Astro Malaysia Holdings Berhad

6399.KL · KLS

Company research

Astro Malaysia Holdings Berhad (6399.KL) is Malaysia's leading content and entertainment company, founded in 1996 and headquartered at the All Asia Broadcast Centre in Kuala Lumpur. The company operates across Television, Radio, and Digital segments, serving approximately 5.3 million homes — representing about 67% of Malaysian TV households — through its Pay-TV, NJOI prepaid satellite TV, and sooka OTT streaming platforms, while also reaching 18.2 million weekly radio listeners and over 15.6 million monthly digital visitors. As Malaysia's largest content creator, Astro produces original local programming, live sports, and entertainment, while aggregating international streaming services such as Netflix, Disney+ Hotstar, and HBO GO into a seamless viewing experience. Listed on Bursa Malaysia's Main Market since October 2012 under stock code 6399, the company is led by CEO Euan Smith and continues to evolve its business by expanding digital and adjacent revenue streams, including enterprise services, broadband via Astro Fibre, and data-driven advertising solutions.

Research reports

Kenanga Investment Bank Berhad · June 16, 2026Astro Malaysia Holdings – 1QFY27 Results Note: “Saved by Tax Credits”
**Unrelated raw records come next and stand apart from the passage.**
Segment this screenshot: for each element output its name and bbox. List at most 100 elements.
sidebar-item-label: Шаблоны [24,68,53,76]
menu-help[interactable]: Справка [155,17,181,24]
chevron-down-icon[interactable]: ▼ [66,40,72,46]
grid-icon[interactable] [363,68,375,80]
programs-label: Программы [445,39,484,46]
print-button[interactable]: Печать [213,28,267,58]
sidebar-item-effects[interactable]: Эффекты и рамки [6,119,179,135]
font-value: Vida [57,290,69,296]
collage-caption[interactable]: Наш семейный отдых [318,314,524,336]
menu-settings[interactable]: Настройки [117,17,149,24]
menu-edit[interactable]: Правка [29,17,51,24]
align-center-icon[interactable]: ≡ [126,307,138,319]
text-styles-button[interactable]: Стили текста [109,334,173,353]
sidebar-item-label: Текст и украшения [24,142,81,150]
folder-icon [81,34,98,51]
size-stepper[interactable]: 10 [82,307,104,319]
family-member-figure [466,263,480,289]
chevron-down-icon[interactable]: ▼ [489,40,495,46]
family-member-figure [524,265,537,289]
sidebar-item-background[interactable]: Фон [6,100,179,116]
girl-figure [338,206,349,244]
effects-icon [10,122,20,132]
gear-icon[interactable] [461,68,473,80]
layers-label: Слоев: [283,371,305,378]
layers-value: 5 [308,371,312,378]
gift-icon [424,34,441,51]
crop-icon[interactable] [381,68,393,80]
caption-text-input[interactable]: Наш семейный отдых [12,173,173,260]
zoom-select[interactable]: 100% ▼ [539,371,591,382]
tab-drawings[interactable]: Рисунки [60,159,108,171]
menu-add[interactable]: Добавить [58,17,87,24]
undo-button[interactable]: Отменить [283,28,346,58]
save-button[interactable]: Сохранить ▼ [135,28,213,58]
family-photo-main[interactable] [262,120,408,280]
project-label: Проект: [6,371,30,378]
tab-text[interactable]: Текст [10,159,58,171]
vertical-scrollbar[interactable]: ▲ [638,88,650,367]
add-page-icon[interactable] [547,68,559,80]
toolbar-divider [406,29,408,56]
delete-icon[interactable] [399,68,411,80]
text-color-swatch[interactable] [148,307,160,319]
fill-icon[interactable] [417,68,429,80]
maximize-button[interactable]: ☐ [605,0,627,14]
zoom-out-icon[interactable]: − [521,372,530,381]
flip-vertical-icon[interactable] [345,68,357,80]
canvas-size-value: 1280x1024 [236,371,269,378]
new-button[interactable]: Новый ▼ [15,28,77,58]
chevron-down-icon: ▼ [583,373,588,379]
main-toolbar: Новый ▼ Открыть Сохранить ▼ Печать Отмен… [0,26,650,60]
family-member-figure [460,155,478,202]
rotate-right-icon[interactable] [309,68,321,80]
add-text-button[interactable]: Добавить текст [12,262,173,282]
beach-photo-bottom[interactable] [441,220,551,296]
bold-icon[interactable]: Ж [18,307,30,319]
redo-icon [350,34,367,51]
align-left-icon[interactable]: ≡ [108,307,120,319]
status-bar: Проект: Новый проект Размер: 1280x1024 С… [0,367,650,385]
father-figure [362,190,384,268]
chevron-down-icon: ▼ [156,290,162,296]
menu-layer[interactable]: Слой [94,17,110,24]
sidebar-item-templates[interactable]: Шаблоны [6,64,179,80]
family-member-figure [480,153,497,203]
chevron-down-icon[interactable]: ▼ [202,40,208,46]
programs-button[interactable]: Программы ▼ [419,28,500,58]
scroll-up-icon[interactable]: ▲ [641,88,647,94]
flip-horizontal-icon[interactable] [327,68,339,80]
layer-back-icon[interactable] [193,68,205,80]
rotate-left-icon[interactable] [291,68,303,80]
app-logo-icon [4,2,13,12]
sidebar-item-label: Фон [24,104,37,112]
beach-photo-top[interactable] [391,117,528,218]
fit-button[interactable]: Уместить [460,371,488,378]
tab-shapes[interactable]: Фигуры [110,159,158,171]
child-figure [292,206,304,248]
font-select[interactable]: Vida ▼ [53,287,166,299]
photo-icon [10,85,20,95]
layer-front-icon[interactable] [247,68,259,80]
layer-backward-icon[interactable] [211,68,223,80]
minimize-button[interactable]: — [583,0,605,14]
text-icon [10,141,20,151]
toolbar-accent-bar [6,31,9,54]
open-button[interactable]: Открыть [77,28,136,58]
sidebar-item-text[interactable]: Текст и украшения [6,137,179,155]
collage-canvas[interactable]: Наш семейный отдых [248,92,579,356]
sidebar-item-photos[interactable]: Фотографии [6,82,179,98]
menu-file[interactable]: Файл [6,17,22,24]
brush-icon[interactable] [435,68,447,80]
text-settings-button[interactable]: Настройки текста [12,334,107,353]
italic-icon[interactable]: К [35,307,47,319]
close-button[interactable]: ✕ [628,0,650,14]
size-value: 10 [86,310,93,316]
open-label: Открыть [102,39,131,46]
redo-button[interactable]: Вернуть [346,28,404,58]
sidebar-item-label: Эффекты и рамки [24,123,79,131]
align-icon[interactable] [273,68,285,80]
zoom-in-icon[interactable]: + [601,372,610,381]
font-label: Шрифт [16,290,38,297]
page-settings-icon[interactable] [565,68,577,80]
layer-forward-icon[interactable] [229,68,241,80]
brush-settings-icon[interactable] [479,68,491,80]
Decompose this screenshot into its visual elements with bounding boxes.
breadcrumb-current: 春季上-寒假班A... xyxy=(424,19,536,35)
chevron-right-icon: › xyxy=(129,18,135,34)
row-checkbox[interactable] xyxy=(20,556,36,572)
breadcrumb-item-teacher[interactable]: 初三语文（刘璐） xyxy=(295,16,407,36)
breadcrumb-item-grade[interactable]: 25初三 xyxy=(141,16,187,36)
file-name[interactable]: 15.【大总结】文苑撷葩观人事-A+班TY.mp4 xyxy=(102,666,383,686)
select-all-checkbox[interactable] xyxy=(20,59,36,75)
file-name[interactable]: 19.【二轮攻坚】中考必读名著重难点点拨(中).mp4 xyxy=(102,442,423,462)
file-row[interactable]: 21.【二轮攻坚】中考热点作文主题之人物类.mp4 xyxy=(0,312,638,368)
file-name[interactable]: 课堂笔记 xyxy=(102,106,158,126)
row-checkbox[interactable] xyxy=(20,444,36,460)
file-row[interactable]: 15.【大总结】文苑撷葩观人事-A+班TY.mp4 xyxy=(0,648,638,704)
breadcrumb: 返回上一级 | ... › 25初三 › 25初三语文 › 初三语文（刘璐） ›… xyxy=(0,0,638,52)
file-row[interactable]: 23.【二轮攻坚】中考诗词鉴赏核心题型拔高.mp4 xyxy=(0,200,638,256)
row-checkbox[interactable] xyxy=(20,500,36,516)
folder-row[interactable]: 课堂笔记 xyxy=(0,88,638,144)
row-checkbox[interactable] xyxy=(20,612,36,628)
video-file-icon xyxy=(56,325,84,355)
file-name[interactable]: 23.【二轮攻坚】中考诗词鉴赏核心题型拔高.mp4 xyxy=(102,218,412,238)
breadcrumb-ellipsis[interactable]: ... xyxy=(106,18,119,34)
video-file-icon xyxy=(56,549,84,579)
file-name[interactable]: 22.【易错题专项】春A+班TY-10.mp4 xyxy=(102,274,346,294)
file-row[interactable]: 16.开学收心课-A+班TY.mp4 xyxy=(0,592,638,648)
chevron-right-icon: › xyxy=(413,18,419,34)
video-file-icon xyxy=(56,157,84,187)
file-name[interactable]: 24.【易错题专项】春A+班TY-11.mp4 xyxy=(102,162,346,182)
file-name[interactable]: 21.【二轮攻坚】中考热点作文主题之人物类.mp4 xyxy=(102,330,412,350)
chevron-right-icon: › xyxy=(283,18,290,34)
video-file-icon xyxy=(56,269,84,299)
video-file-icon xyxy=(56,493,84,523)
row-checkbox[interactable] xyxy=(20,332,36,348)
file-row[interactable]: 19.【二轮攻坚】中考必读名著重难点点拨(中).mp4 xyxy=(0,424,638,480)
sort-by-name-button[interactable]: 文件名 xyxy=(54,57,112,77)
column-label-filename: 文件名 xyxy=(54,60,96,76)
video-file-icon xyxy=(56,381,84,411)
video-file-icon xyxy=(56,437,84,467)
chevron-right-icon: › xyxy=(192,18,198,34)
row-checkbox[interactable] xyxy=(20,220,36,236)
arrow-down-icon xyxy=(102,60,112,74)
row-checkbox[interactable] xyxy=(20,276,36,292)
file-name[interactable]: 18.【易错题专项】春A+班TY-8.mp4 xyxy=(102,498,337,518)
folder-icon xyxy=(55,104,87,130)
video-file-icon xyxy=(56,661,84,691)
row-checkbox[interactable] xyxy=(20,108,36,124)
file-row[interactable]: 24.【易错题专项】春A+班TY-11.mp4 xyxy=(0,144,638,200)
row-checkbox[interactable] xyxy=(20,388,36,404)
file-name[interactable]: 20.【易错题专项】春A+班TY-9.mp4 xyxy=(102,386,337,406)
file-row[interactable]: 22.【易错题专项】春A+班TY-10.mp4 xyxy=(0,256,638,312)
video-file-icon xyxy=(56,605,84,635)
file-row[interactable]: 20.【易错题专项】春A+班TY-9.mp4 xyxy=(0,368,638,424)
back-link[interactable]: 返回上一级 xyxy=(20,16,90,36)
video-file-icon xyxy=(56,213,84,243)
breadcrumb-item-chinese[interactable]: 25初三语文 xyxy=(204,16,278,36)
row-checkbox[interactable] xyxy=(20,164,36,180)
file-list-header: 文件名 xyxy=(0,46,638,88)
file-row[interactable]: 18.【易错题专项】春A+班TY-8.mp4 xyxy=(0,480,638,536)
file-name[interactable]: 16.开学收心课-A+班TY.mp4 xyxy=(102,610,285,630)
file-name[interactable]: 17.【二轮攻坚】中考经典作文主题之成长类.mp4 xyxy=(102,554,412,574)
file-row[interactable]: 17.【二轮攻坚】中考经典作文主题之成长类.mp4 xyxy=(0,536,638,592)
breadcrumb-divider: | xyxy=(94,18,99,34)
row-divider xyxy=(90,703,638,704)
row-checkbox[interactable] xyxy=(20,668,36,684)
Kenanga reviews 1QFY27, noting that weaker TV subscription revenue, ARPU erosion and softer advertising caused a pretax loss, with reported earnings supported mainly by a one-off deferred tax asset and staff redundancy charges. The note cuts FY27–FY28 forecasts, highlights loss of World Cup rights as a headwind to subscriber acquisition, but sees partial offset from content IP monetisation and a broader sports portfolio, leading to a MARKET PERFORM stance at a sharply de-rated valuation.

Kenanga Investment Bank Berhad · March 26, 2026Astro Malaysia Holdings – FY26 Results Note: “FY26 In-line, Signs of Stabilization”

This results note reports FY26 core net profit broadly in line with Kenanga’s estimates but sharply lower year-on-year due to ARPU compression, weaker adex and elevated operating costs. It upgrades the stock to MARKET PERFORM with a target price of RM0.08, arguing that depressed P/B-based valuations now reflect much of the structural subscriber and earnings risk while pointing to early signs of pay‑TV subscriber stabilisation and growing monetisation of Astro Shaw’s local film IP.

Kenanga Investment Bank Berhad · September 26, 2025Astro Malaysia Holdings – 1HFY26 Results Note: “Weighed by Weak ARPU and Churn”

Kenanga’s 1HFY26 review flags underwhelming results, with core net profit down sharply on the back of persistent subscriber churn, ARPU dilution from lower-priced Astro One entry packages and broad-based adex weakness. The report slashes FY26–FY27 earnings forecasts, lowers the DCF-based target price to RM0.125 and maintains an UNDERPERFORM call, citing intense competition from OTT and FTA TV, a high legacy cost base and vulnerability to further advertising softness despite initiatives like the KULT digital marketing venture.

TA Securities / Pickastock · September 26, 2025Astro Malaysia Holdings Berhad – “Revenue Hit as New Packages Underperform” (1HFY26 Review)

TA Securities’ report analyses 1HFY26, highlighting that Astro’s revamped Astro One pay‑TV strategy has led to cannibalisation, with customers migrating to cheaper tiers, lower ARPU and weaker subscription and adex revenue that pushed earnings below both house and consensus forecasts. It downgrades the stock to HOLD with a reduced DCF-based target price of RM0.145, cutting forward earnings projections materially while noting that a rerating would depend on clearer subscription growth and successful execution of cost rationalisation and content transformation plans.